The $64 Million Question In The Stem-Cell Debate
By: Robert E. Meyer
As often occurs, a letter to the editor in a local paper prompted this piece. The writer of the letter attempted to showcase President Bush’s hypocrisy regarding his veto of the embryonic stem-cell legislation, and his Iraq policy. The writer complained that Bush claims to be a defender of innocent life (the inalienable right to life as outlined in the Declaration of Independence) as it concerns the stem-cell debate, but that he takes innocent life because he is responsible for the civilian deaths in Iraq.
But equating a veto of the embryonic stem-cell research bill to deaths in Iraq, labors on the top two false assumptions.
First, this writer along with others of his persuasion assume that the casualties in Iraq, whether civilian or military, are willfully the product of the president’s wishes, and ultimately have nothing to do with national defense.
The president has a constitutional mandate to defend the U.S. from its enemies. Unfortunately, that often involves the tragic deaths of military personnel who have sworn to uphold that very Constitution–a lesser of two evils scenario.
Secondly, we have a contingent of people who are convinced that embryonic stem-cells are necessary for break-through research simply because they are theoretically more versatile (are thought to have a greater variety of therapeutic applications). Such a conviction is more a philosophical position, informed by functionalist and utilitarian priorities, than it is a factual scientific conclusion.
Actually, the president observed a metaphorical separation between religious conviction and public policy with this veto decision. He is not allowing a majority with hysterical faith in miraculous embryonic stem-cell cures, to override the conscientious objections held by a minority of Americans concerning the use of public funds for ethically questionable research.
Many of those supporting embryonic stem-cell research, have themselves hardly considered the issue critically, but parrot talking points they have heard from news sources. Any discussion of the different varieties of research usually ends up in a demonstration that the issue is really too arcane for them to grapple with.

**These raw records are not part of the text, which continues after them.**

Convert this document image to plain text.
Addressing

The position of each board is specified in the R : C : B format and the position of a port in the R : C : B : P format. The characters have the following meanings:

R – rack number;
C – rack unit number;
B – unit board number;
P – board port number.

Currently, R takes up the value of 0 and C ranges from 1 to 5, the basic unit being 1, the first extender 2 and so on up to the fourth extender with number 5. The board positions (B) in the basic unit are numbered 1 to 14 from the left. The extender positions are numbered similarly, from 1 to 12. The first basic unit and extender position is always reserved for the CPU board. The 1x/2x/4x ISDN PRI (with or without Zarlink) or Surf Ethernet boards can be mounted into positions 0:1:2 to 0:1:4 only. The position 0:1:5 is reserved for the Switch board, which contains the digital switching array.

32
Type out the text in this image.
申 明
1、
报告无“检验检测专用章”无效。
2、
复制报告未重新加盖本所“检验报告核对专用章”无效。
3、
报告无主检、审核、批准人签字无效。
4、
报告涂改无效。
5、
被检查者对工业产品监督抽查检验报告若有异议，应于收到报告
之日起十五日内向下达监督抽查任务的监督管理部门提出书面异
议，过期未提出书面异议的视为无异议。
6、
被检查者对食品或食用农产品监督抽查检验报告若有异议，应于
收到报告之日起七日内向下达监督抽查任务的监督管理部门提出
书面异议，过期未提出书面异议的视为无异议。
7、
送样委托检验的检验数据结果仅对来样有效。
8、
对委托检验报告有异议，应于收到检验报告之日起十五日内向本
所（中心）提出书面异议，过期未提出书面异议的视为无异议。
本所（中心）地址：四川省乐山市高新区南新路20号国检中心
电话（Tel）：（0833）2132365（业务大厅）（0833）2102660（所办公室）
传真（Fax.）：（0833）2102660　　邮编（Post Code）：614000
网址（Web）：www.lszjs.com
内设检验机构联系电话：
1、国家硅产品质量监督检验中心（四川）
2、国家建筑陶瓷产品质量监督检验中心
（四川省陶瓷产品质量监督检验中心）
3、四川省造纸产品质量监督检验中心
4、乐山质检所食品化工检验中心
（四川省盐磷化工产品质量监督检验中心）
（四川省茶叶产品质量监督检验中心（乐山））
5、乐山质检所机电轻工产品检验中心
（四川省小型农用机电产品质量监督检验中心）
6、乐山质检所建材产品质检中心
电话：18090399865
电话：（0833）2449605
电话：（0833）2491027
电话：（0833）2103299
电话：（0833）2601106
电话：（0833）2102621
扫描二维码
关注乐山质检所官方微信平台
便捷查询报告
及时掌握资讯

One of the chief complaints is that a minority of “religious zealots,” are holding back research progress that is favored by a majority in America, or so they attempt to frame the issue . Have you ever noticed that being in the minority has never stopped atheists and their sympathizers from circumventing the desires of the majority concerning issues related to publicly acknowledging God? Of course, when it’s someone else’s liberty of conscience hanging in the balance, it’s hard to be as principled.
A better question we might ask is why are we allowing even private money to be used for embryonic research, if it really terminates human life? A related question is concerning what scientific breakthroughs have come in private sector research that justify a demand for governmental financial aid?
The writer, along with others, always have a kicker. They love to point out that excess embryos from fertility treatments get discarded, and thus would be destroyed anyway. Perhaps so, but many people who oppose embryonic stem-cell research, also oppose fertility therapies that result in the creation and destruction of superfluous embryos. In addition, there are opportunities to adopt at least some of these excess embryos which currently exist.
Pro-life positions aren’t applied “willy-nilly” to a handful of selected issues, but are a consistent red thread spread through the fabric of life. For example, we favor adoption over abortion, but ultimately favor policies and practices that diminish unwanted pregnancies to start with. In an era of liberal attitudes toward “access to unlimited birth-control at will,” have we seen fewer unwanted pregnancies? This is an indictment against permissive attitudes.
There are 64 million dollar questions in this debate. Why do so many people insist on forcing America to publicly fund embryonic stem-cell research, when we could get almost unanimous agreement if we changed the focus of research toward adult or cord blood stem-cells, where promise actually exists?
Why are people like myself, who enthusiastically support research with adult or cord blood stem-cells, impugned as being against “stem-cell research,” implying that embryonic research is the only viable type of research?
Why do news outlets constantly fail to differentiate between types of stem-cells, rather than simply using the vague term “stem-cell research,” in their reporting?
All this only leads one to the conclusion that either something sinister or a profound ignorance shrouds better judgment on this important topic.